Der Roman verwandelt das Modell des überwachungsstaatlichen Ausspähens in einen erzählerischen Trick. Durch diesen wird die Tristesse des DDR-Alltags genauso sichtbar wie die verzweifelte Suche nach einem Lebenszweck und ein bisschen Unterhaltung.

Mit den Beobachtungen aus Utas Protokollen dringt man in die Wohnungen vermeintlicher Staatsfeinde ein. Das dortige Inventar wird genauestens beschrieben und daraufhin geprüft, ob es zum beruflich möglichen Lebensstandard des Betroffenen passt. Offenkundiger Luxus wäre verdächtig. Nicht viel weniger verdächtig ist allerdings unauffälliges Verhalten. Wer könnte da noch sagen, was die Wahrheit ist?

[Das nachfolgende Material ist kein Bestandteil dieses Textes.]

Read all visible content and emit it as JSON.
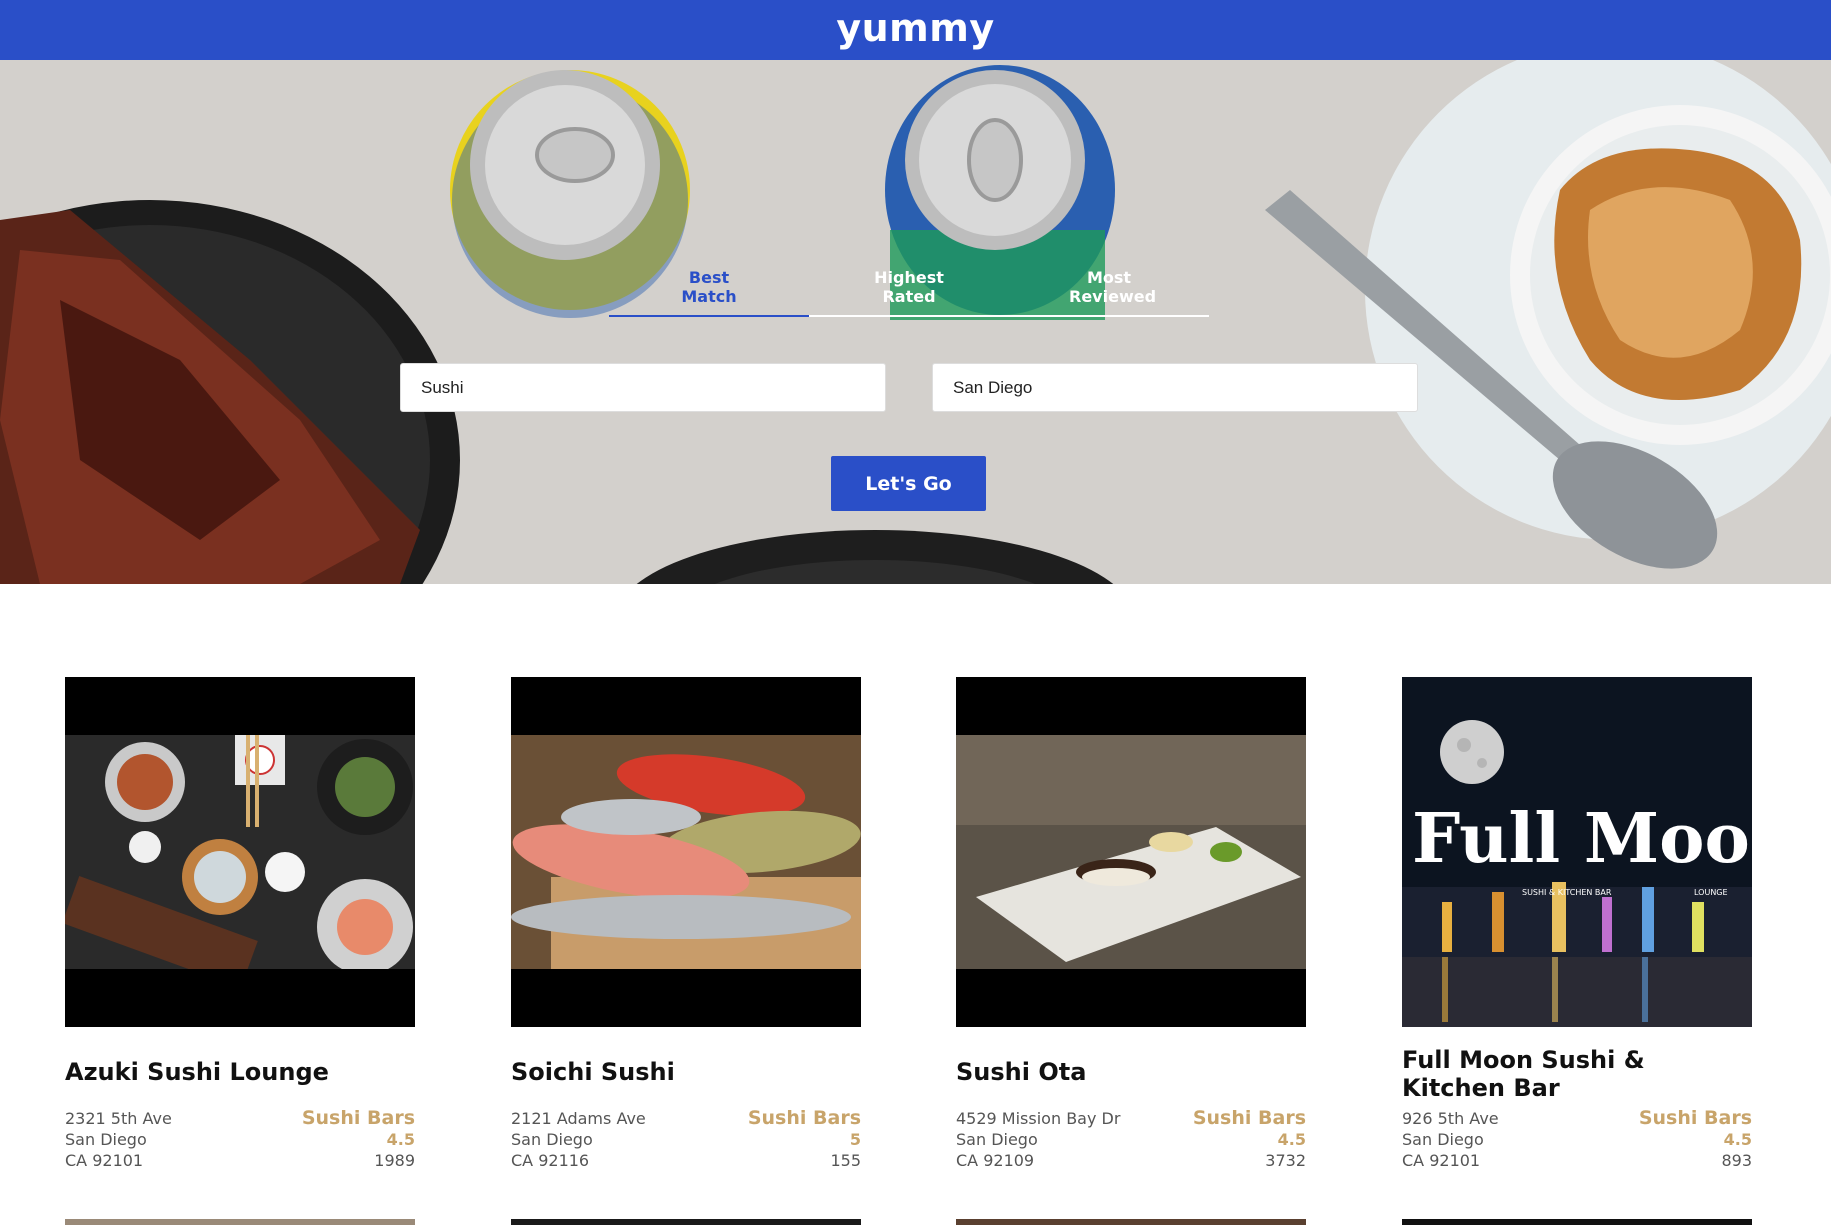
{
  "header": {
    "logo": "yummy"
  },
  "tabs": [
    {
      "label": "Best Match",
      "active": true
    },
    {
      "label": "Highest Rated",
      "active": false
    },
    {
      "label": "Most Reviewed",
      "active": false
    }
  ],
  "search": {
    "term_value": "Sushi",
    "location_value": "San Diego",
    "button_label": "Let's Go"
  },
  "businesses": [
    {
      "name": "Azuki Sushi Lounge",
      "address": "2321 5th Ave",
      "city": "San Diego",
      "state_zip": "CA 92101",
      "category": "Sushi Bars",
      "rating": "4.5",
      "review_count": "1989"
    },
    {
      "name": "Soichi Sushi",
      "address": "2121 Adams Ave",
      "city": "San Diego",
      "state_zip": "CA 92116",
      "category": "Sushi Bars",
      "rating": "5",
      "review_count": "155"
    },
    {
      "name": "Sushi Ota",
      "address": "4529 Mission Bay Dr",
      "city": "San Diego",
      "state_zip": "CA 92109",
      "category": "Sushi Bars",
      "rating": "4.5",
      "review_count": "3732"
    },
    {
      "name": "Full Moon Sushi & Kitchen Bar",
      "address": "926 5th Ave",
      "city": "San Diego",
      "state_zip": "CA 92101",
      "category": "Sushi Bars",
      "rating": "4.5",
      "review_count": "893",
      "logo_text": "Full Moon",
      "logo_subtext_left": "SUSHI & KITCHEN BAR",
      "logo_subtext_right": "LOUNGE"
    }
  ],
  "colors": {
    "brand": "#2a4fc8",
    "accent": "#c8a46a"
  }
}
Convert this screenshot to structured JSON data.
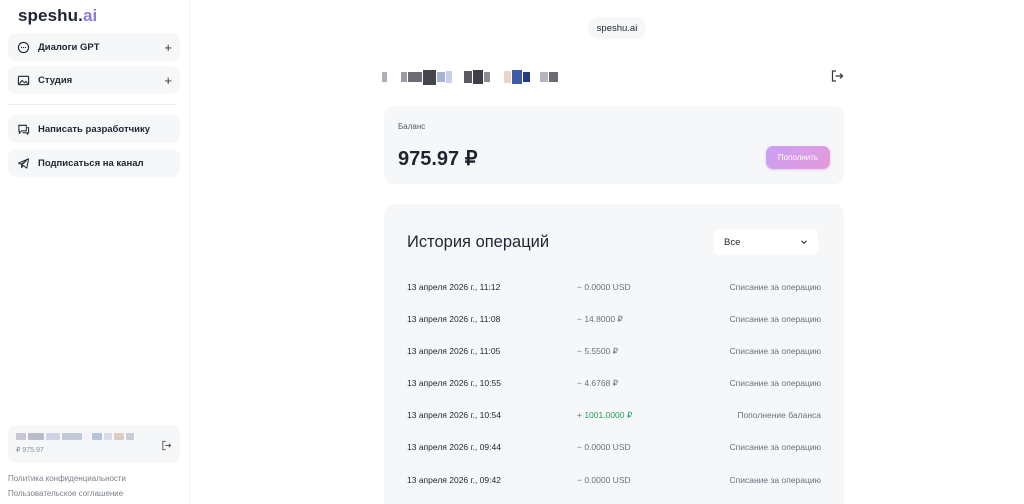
{
  "sidebar": {
    "logo_main": "speshu.",
    "logo_accent": "ai",
    "items": [
      {
        "label": "Диалоги GPT",
        "icon": "chat-bubble-icon",
        "action": "+"
      },
      {
        "label": "Студия",
        "icon": "image-icon",
        "action": "+"
      },
      {
        "label": "Написать разработчику",
        "icon": "message-icon"
      },
      {
        "label": "Подписаться на канал",
        "icon": "telegram-icon"
      }
    ],
    "user": {
      "balance": "₽ 975.97"
    },
    "footer": {
      "privacy": "Политика конфиденциальности",
      "terms": "Пользовательское соглашение"
    }
  },
  "main": {
    "brand": "speshu.ai",
    "balance": {
      "label": "Баланс",
      "value": "975.97 ₽",
      "topup_label": "Пополнить"
    },
    "history": {
      "title": "История операций",
      "filter": "Все",
      "rows": [
        {
          "date": "13 апреля 2026 г., 11:12",
          "amount": "− 0.0000 USD",
          "type": "debit",
          "desc": "Списание за операцию"
        },
        {
          "date": "13 апреля 2026 г., 11:08",
          "amount": "− 14.8000 ₽",
          "type": "debit",
          "desc": "Списание за операцию"
        },
        {
          "date": "13 апреля 2026 г., 11:05",
          "amount": "− 5.5500 ₽",
          "type": "debit",
          "desc": "Списание за операцию"
        },
        {
          "date": "13 апреля 2026 г., 10:55",
          "amount": "− 4.6768 ₽",
          "type": "debit",
          "desc": "Списание за операцию"
        },
        {
          "date": "13 апреля 2026 г., 10:54",
          "amount": "+ 1001.0000 ₽",
          "type": "credit",
          "desc": "Пополнение баланса"
        },
        {
          "date": "13 апреля 2026 г., 09:44",
          "amount": "− 0.0000 USD",
          "type": "debit",
          "desc": "Списание за операцию"
        },
        {
          "date": "13 апреля 2026 г., 09:42",
          "amount": "− 0.0000 USD",
          "type": "debit",
          "desc": "Списание за операцию"
        }
      ]
    }
  },
  "colors": {
    "accent": "#8a7dd8",
    "credit": "#2e9a5c",
    "button_from": "#c9a0f5",
    "button_to": "#e59ad9"
  }
}
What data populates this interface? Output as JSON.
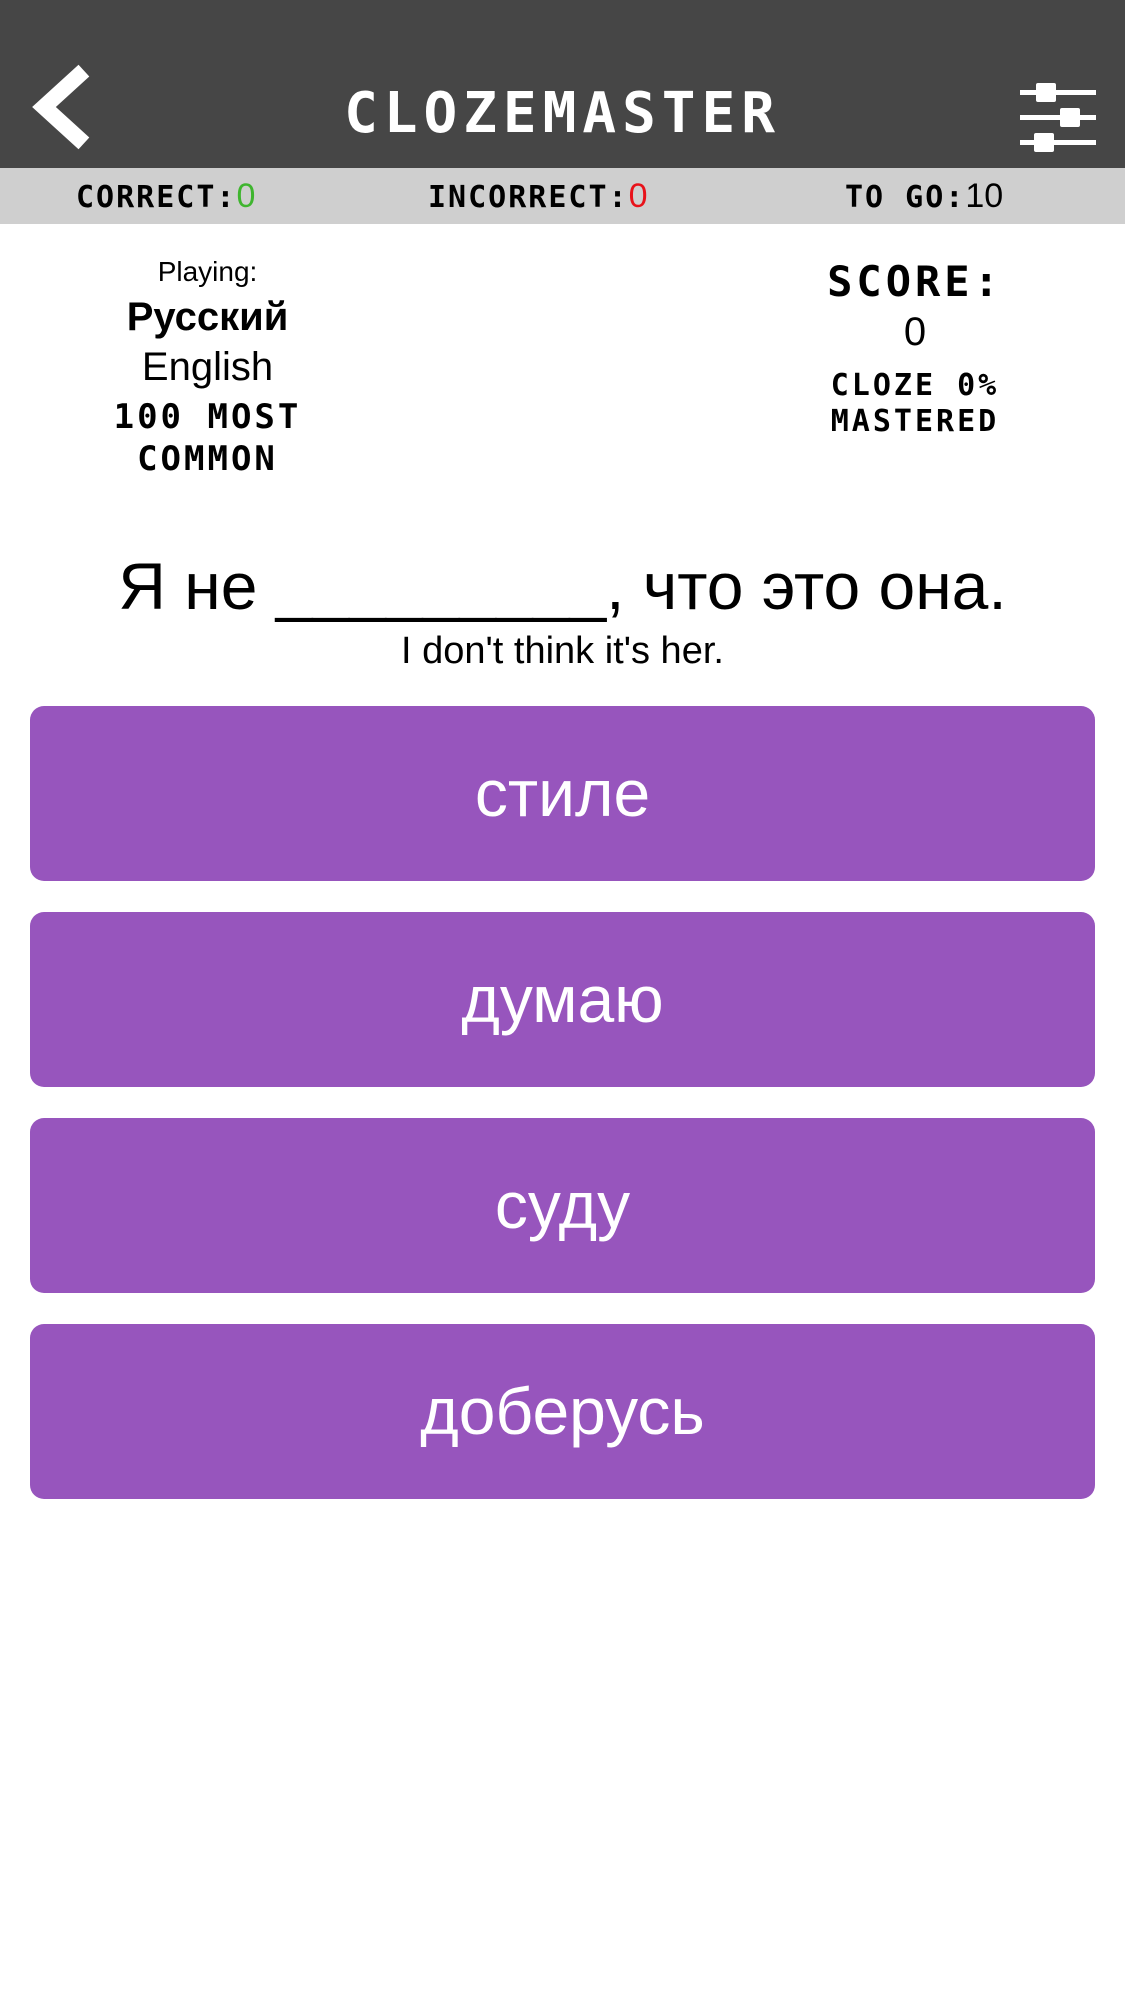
{
  "header": {
    "title": "CLOZEMASTER",
    "back_icon": "chevron-left-icon",
    "settings_icon": "sliders-icon"
  },
  "stats": {
    "correct_label": "CORRECT:",
    "correct_value": "0",
    "incorrect_label": "INCORRECT:",
    "incorrect_value": "0",
    "to_go_label": "TO GO:",
    "to_go_value": "10"
  },
  "info": {
    "playing_label": "Playing:",
    "target_language": "Русский",
    "native_language": "English",
    "collection_line1": "100 MOST",
    "collection_line2": "COMMON",
    "score_label": "SCORE:",
    "score_value": "0",
    "mastered_line1": "CLOZE 0%",
    "mastered_line2": "MASTERED"
  },
  "question": {
    "before_blank": "Я не ",
    "blank": "_________",
    "after_blank": ", что это она.",
    "translation": "I don't think it's her."
  },
  "answers": [
    {
      "label": "стиле"
    },
    {
      "label": "думаю"
    },
    {
      "label": "суду"
    },
    {
      "label": "доберусь"
    }
  ],
  "colors": {
    "header_bg": "#464646",
    "stats_bg": "#cfcfcf",
    "correct": "#3fb52f",
    "incorrect": "#e8121a",
    "answer_bg": "#9755bd"
  }
}
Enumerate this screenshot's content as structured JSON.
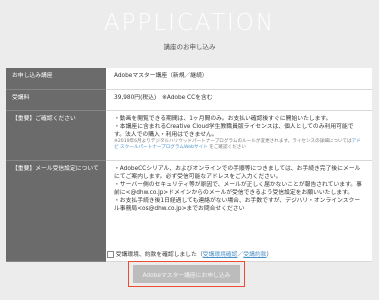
{
  "header": {
    "title": "APPLICATION",
    "subtitle": "講座のお申し込み"
  },
  "form": {
    "rows": [
      {
        "label": "お申し込み講座",
        "value": "Adobeマスター講座（新規／継続）"
      },
      {
        "label": "受講料",
        "value": "39,980円(税込)　※Adobe CCを含む"
      },
      {
        "label": "【重要】ご確認ください",
        "lines": [
          "・動画を閲覧できる期間は、1ヶ月間のみ。お支払い確認後すぐに開始いたします。",
          "・本講座に含まれるCreative Cloud学生教職員版ライセンスは、個人としてのみ利用可能です。法人での購入・利用はできません。"
        ],
        "note": "※2019年6月よりデジタルハリウッドパートナープログラムのルールが変更されます。ライセンスの詳細については",
        "note_link": "アドビ スクールパートナープログラムWebサイト",
        "note_tail": " をご確認ください"
      },
      {
        "label": "【重要】メール受信設定について",
        "lines": [
          "・AdobeCCシリアル、およびオンラインでの手順等につきましては、お手続き完了後にメールにてご案内します。必ず受信可能なアドレスをご入力ください。",
          "・サーバー側のセキュリティ等が原因で、メールが正しく届かないことが報告されています。事前に<@dhw.co.jp>ドメインからのメールが受信できるよう受信設定をお願いいたします。",
          "・お支払手続き後1日経過しても連絡がない場合、お手数ですが、デジハリ・オンラインスクール事務局<os@dhw.co.jp>までお問合せください"
        ]
      }
    ]
  },
  "agree": {
    "text": "受講環境、約款を確認しました（",
    "link1": "受講環境確認",
    "sep": "／",
    "link2": "受講約款",
    "close": "）"
  },
  "submit": {
    "label": "Adobeマスター講座にお申し込み"
  }
}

Kaleidoskophaft setzt sich in Clemens Böckmanns Roman eine DDR-Wirklichkeit zusammen, die von Paranoia geprägt ist. Diese Überschärfe der Wahrnehmung wird auch zum Stilmittel des Romans. Manche Passagen erinnern an den Hyperrealismus eines Alexander Kluge, aber wie es so ist mit dem Hyperrealismus: Man sieht alles und damit am Ende auch wieder nichts. Clemens Böckmann inszeniert dieses Dilemma ganz bewusst. Die Frau, die er beschreiben soll, scheint sich unter den Wörtern, die er für sie finden will, zu verflüchtigen. Sie ist wie der Staat, mit dem sie zusammengearbeitet hat: der Schatten eines Schattens der Geschichte.

Clemens Böckmann: Was du kriegen kannst. Roman. Hanser-Verlag, München 2024. 416 S., Fr. 35.90.